I left the hospital and headed down First Avenue. Daybreak on Wednesday morning, there didn’t seem to be much promise to finding an open delicatessen nearby. I asked an old lady on the street who appeared to be from the neighborhood if she knew of a place where I could get a coffee and newspaper.
“Sure, just a minute over there,” she said, pointing West.
I walked in the direction she pointed. Sure enough, there was the store, just as she described, but it was at least a twenty-minute walk from where we were standing in front of the hospital. It was then that I realized that I had been talking to a much older person.
You see, as one gets older, time compresses.

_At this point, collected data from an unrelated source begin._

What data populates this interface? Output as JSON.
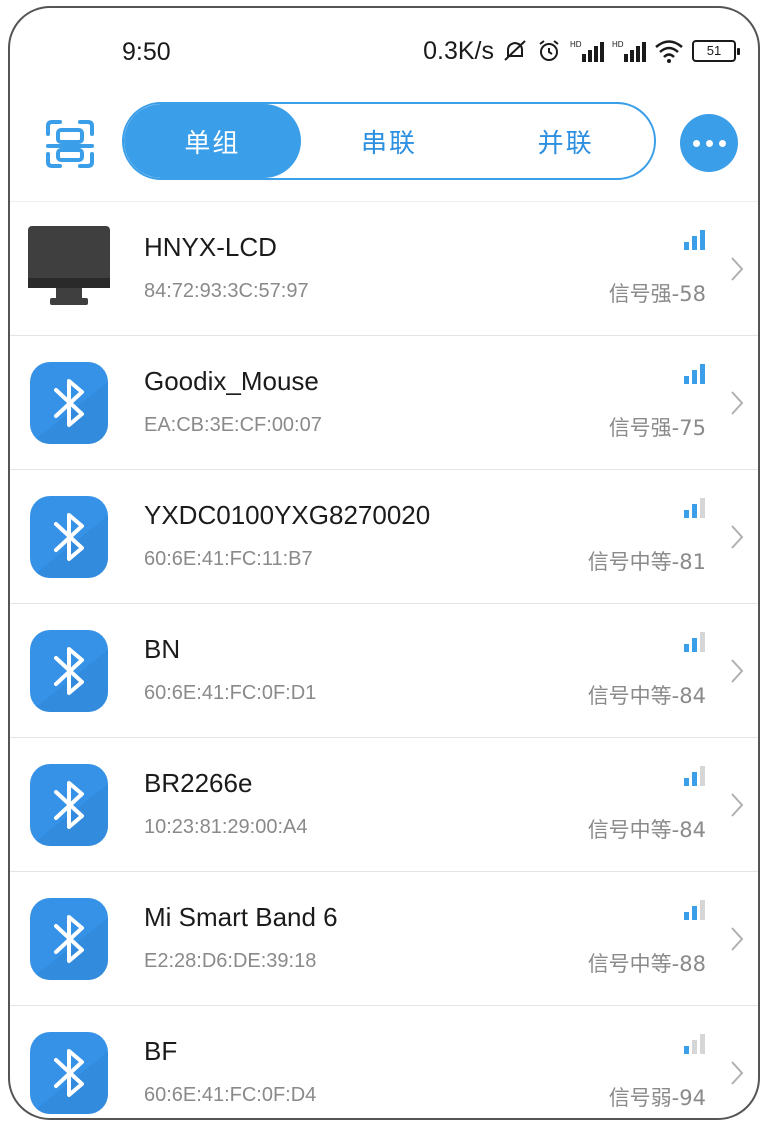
{
  "status_bar": {
    "time": "9:50",
    "net_speed": "0.3K/s",
    "battery": "51"
  },
  "tabs": [
    {
      "label": "单组",
      "active": true
    },
    {
      "label": "串联",
      "active": false
    },
    {
      "label": "并联",
      "active": false
    }
  ],
  "accent_color": "#3a9ee8",
  "devices": [
    {
      "name": "HNYX-LCD",
      "mac": "84:72:93:3C:57:97",
      "signal": "信号强-58",
      "bars": 3,
      "icon": "monitor-icon"
    },
    {
      "name": "Goodix_Mouse",
      "mac": "EA:CB:3E:CF:00:07",
      "signal": "信号强-75",
      "bars": 3,
      "icon": "bluetooth-icon"
    },
    {
      "name": "YXDC0100YXG8270020",
      "mac": "60:6E:41:FC:11:B7",
      "signal": "信号中等-81",
      "bars": 2,
      "icon": "bluetooth-icon"
    },
    {
      "name": "BN",
      "mac": "60:6E:41:FC:0F:D1",
      "signal": "信号中等-84",
      "bars": 2,
      "icon": "bluetooth-icon"
    },
    {
      "name": "BR2266e",
      "mac": "10:23:81:29:00:A4",
      "signal": "信号中等-84",
      "bars": 2,
      "icon": "bluetooth-icon"
    },
    {
      "name": "Mi Smart Band 6",
      "mac": "E2:28:D6:DE:39:18",
      "signal": "信号中等-88",
      "bars": 2,
      "icon": "bluetooth-icon"
    },
    {
      "name": "BF",
      "mac": "60:6E:41:FC:0F:D4",
      "signal": "信号弱-94",
      "bars": 1,
      "icon": "bluetooth-icon"
    }
  ]
}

The old lady’s “just a minute” twenty-minute walk WAS probably just a moment to her. They say that unique events in your life mark the time. Periods with many unique moments take on an expanded time-frame. The time, as well as what transpires, seems to take more time.
I had just been through one of those once-in-a-lifetime moments, the birth of my second child, before taking this walk. I would be able to recall with exquisite detail, this event thirty-six years later. For me, getting that coffee and paper was part of that event, too. For her, it was a walk that she had taken a thousand times before. Her ‘moment’ was my “twenty minutes.”